Una de las preguntas más difíciles en los mercados financieros no es identificar un rebote, sino distinguir si ese rebote es solo un alivio temporal o el inicio de un nuevo mercado alcista. Aquí es donde entran en juego los indicadores basados en volumen y amplitud. No buscan predecir el futuro, sino medir algo mucho más fiable: la intensidad y la convicción del dinero que entra.
En este contexto, modelos como el S-TCTM thrust model aportan una ventaja clara: permiten separar los movimientos frágiles, impulsados por short covering o traders oportunistas, de los rallies con respaldo institucional. La clave está en observar cómo sube el mercado, no solo cuánto.

El primer componente relevante es el 21-Day High Spike. Este indicador detecta el momento en que el mercado pasa de un estado de letargo a uno de actividad extrema. Durante fases bajistas o laterales prolongadas, el número de valores marcando máximos de 21 días suele ser bajo y errático. Cuando ese número se dispara de forma súbita, el mensaje es claro: algo ha cambiado en el comportamiento de los participantes.
Este tipo de pico no suele producirse por casualidad. Para que una masa crítica de activos marque máximos recientes de forma simultánea, es necesario un flujo de compras persistente. No hablamos de un par de días de euforia, sino de una reaceleración del apetito por riesgo que suele coincidir con el inicio de nuevas fases de tendencia.
El segundo pilar son los Volume Thrusts. A diferencia del volumen aislado de una sesión concreta, estos indicadores miden presión compradora sostenida. El volumen empieza a expandirse no solo en los días alcistas, sino también en las consolidaciones, lo que sugiere acumulación y no distribución. En otras palabras, las manos fuertes están construyendo posiciones, no simplemente aprovechando un rebote técnico.
Este punto es crucial. Los rallies débiles suelen mostrar un patrón muy distinto: volumen alto solo en el primer impulso y caída rápida del interés comprador después. En cambio, cuando los volume thrusts se mantienen, el mercado demuestra que hay compradores dispuestos a pagar precios cada vez más altos durante semanas, no horas. Ese comportamiento es típico de capital institucional, no de trading especulativo.
El tercer elemento —y quizá el más potente— es la fuerza compuesta. Cuando distintos indicadores independientes empiezan a activarse al mismo tiempo, la probabilidad de que el movimiento sea genuino aumenta de forma notable. En el marco del S-TCTM, cuando el recuento de señales supera el 30 %, la estadística histórica muestra que las probabilidades de un uptrend sostenido crecen de manera significativa.

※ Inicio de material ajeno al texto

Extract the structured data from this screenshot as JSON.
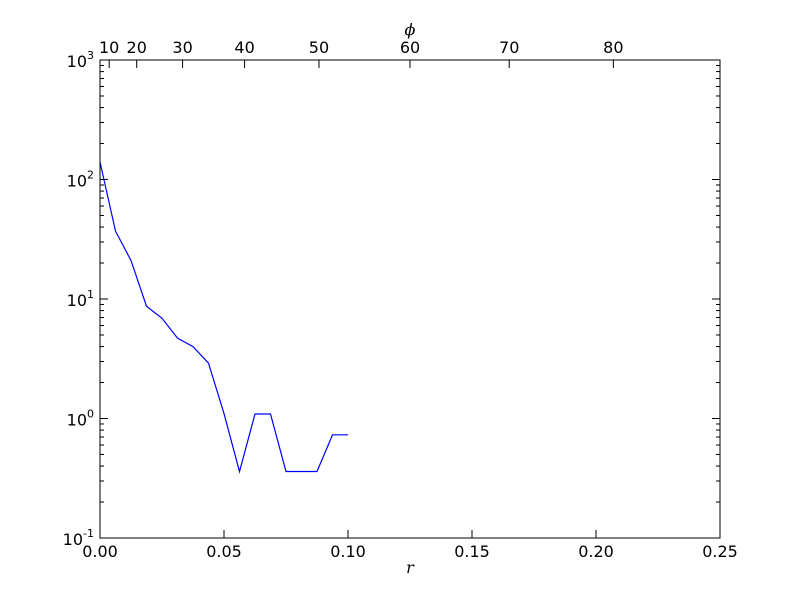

Esta convergencia importa porque reduce el riesgo de falsas señales. Un solo indicador puede fallar. Dos pueden coincidir por azar. Pero cuando señales de amplitud, volumen y momentum apuntan en la misma dirección, el mercado está enviando un mensaje coherente: la demanda es real, amplia y persistente.
Además, este tipo de configuraciones suele aparecer temprano en el ciclo alcista, no en los techos. En los máximos de mercado, el volumen suele divergir, la amplitud se estrecha y las señales se fragmentan. Aquí ocurre lo contrario: más activos participan, el volumen acompaña y la actividad se intensifica. Eso es característico de una fase de expansión, no de agotamiento.
Desde un punto de vista práctico, el valor del S-TCTM thrust model no está en afinar el punto exacto de entrada, sino en proporcionar contexto. Ayuda a responder una pregunta clave: ¿estamos ante un rebote frágil que puede desvanecerse rápidamente o ante un movimiento respaldado por flujos estructurales? Cuando los picos de máximos a 21 días, los volume thrusts y la fuerza compuesta se alinean, la respuesta suele inclinarse hacia lo segundo.
En resumen, los aumentos de volumen y las señales de sobrecompra no confirman un mercado alcista por sí solos. Lo hacen cuando se combinan, cuando aparecen de forma amplia y persistente, y cuando reflejan acumulación real. Al medir la intensidad de la presión compradora, el modelo S-TCTM permite diferenciar entre rebotes tentativos y rallies de alta convicción, esos que suelen marcar el verdadero nacimiento de un nuevo ciclo alcista.